The River Spey is famous for its salmon population and the fishery it supports. The River Spey has been designated a Special Area of Conservation (SAC) as it supports one of the largest salmon populations in Scotland. The salmonids are one of the most economically important families of fish in the world, and wild populations were heavily exploited in the past due to their excellence as a food resource. Nowadays wild Atlantic salmon are more important as a sporting resource with anglers coming from all over the world to fish the Spey.

Atlantic salmon are an anadromous species, that is they spawn in freshwater but migrate to sea to feed. Spawning occurs between October to December with adults females burying their eggs in redds created in the river gravel. As embryo development is largely temperature controlled the incubation period can last for over 6 months in upland areas with the emergence of the free swimming fry from the gravel in April and May. The young salmon, known as fry in their first year then parr, spend between 1 and 5 years in the river, before they become smolts in the spring and migrate down the river to enter the sea. Once at sea they generally spend between 1 and 3 years feeding and growing in the northern Atlantic Ocean before returning to spawn in the river of their birth.

The migratory habits of salmon and its reliance on a range of different habitats mean that salmon are exposed to a range of threats. Within the river the main threats to adult salmon are exploitation by anglers, predation, disease, barriers to upstream migration and pollution. Barriers to upstream migration can be physical structures, e.g. a weir or dam, culvert etc., but low flows can also limit or prevent fish migration.
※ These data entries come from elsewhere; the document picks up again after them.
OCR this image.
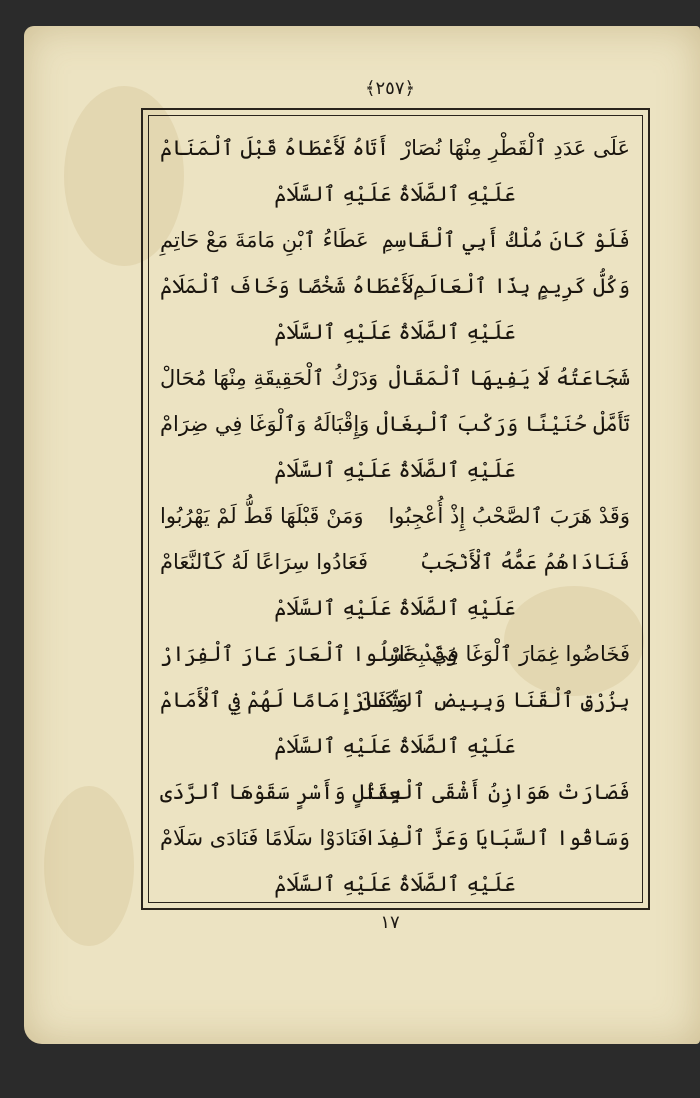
﴿٢٥٧﴾
عَلَى عَدَدِ ٱلْقَطْرِ مِنْهَا نُصَارْ
أَتَاهُ لَأَعْطَاهُ قَبْلَ ٱلْمَنَامْ
عَلَيْهِ ٱلصَّلَاةُ عَلَيْهِ ٱلسَّلَامْ
فَلَوْ كَانَ مُلْكُ أَبِي ٱلْقَاسِمِ
عَطَاءُ ٱبْنِ مَامَةَ مَعْ حَاتِمِ
وَكُلُّ كَرِيمٍ بِذَا ٱلْعَالَمِ
لَأَعْطَاهُ شَخْصًا وَخَافَ ٱلْمَلَامْ
عَلَيْهِ ٱلصَّلَاةُ عَلَيْهِ ٱلسَّلَامْ
شَجَاعَتُهُ لَا يَفِيهَا ٱلْمَقَالْ
وَدَرْكُ ٱلْحَقِيقَةِ مِنْهَا مُحَالْ
تَأَمَّلْ حُنَيْنًا وَرَكْبَ ٱلْبِغَالْ
وَإِقْبَالَهُ وَٱلْوَغَا فِي ضِرَامْ
عَلَيْهِ ٱلصَّلَاةُ عَلَيْهِ ٱلسَّلَامْ
وَقَدْ هَرَبَ ٱلصَّحْبُ إِذْ أُعْجِبُوا
وَمَنْ قَبْلَهَا قَطُّ لَمْ يَهْرُبُوا
فَنَادَاهُمُ عَمُّهُ ٱلْأَنْجَبُ
فَعَادُوا سِرَاعًا لَهُ كَٱلنَّعَامْ
عَلَيْهِ ٱلصَّلَاةُ عَلَيْهِ ٱلسَّلَامْ
فَخَاضُوا غِمَارَ ٱلْوَغَا فِي بِحَارْ
وَقَدْ غَسَلُوا ٱلْعَارَ عَارَ ٱلْفِرَارْ
بِزُرْقِ ٱلْقَنَا وَبِبِيضِ ٱلشِّفَارْ
وَكَانَ إِمَامًا لَهُمْ فِي ٱلْأَمَامْ
عَلَيْهِ ٱلصَّلَاةُ عَلَيْهِ ٱلسَّلَامْ
فَصَارَتْ هَوَازِنُ أَشْقَى ٱلْعِدَا
بِقَتْلٍ وَأَسْرٍ سَقَوْهَا ٱلرَّدَى
وَسَاقُوا ٱلسَّبَايَا وَعَزَّ ٱلْفِدَا
فَنَادَوْا سَلَامًا فَنَادَى سَلَامْ
عَلَيْهِ ٱلصَّلَاةُ عَلَيْهِ ٱلسَّلَامْ
١٧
Low flows occur naturally but a more insidious threat is abstraction which can permanently reduce flows making parts of the catchment unsuitable for salmon.

During the incubation period in the gravel eggs are reliant on there being an adequate flow of water through the gravel to bring oxygen and to remove waste products. Excessive siltation can block the voids in the gravel matrix suffocating eggs or entombing the alevins. In a healthy river system with a robust salmon population egg survival is high and after emergence there will be a period of intense competition when the fry compete to establish a territory. By the end of the first summer only the fittest fry; those able to establish and protect a territory and survive predation, will still be alive. The survival rate of these surviving fry through to the smolt stage determines the productivity of the river.

Spey salmon generally become smolts when 2 or 3 years with the majority returning after two years at sea. If they return after only one year at sea they are known as grilse. Grilse are generally smaller, ranging from 2lb to 11lb for the later returning fish.  The Marine Scotland official catch returns, which run from 1952, show that from at least the mid 1960s the percentage of grilse caught by rod on the Spey increased with grilse forming 40% of the catch in the 80s. However only in 1988 did the Spey grilse catch surpass the salmon catch. In recent years the proportion of grilse appears to be declining, with a resurgence in salmon numbers, although 2010 was a notably good grilse year. This recent trend towards a greater proportion of salmon to grilse has been observed elsewhere. Data from the Conon, where there is an adult fish trap shows a switch from being a river dominated by grilse to salmon over the last few years.

Spey spring salmon (to end of April) compared to grilse rod catch

Long term studies of salmon catches on many rivers have shown that salmon runs change over long cycles. The graphs on the salmon catches page show that on the Spey the spring catch has declined massively in the last 60 years. However the graph above appears to show an inverse correlation between spring salmon and grilse catches. Will the recent trend in reduced grilse catches herald a return to a period of spring salmon dominance?  Time will tell but an increase in the highly valued spring salmon catches will be welcomed by most Spey anglers.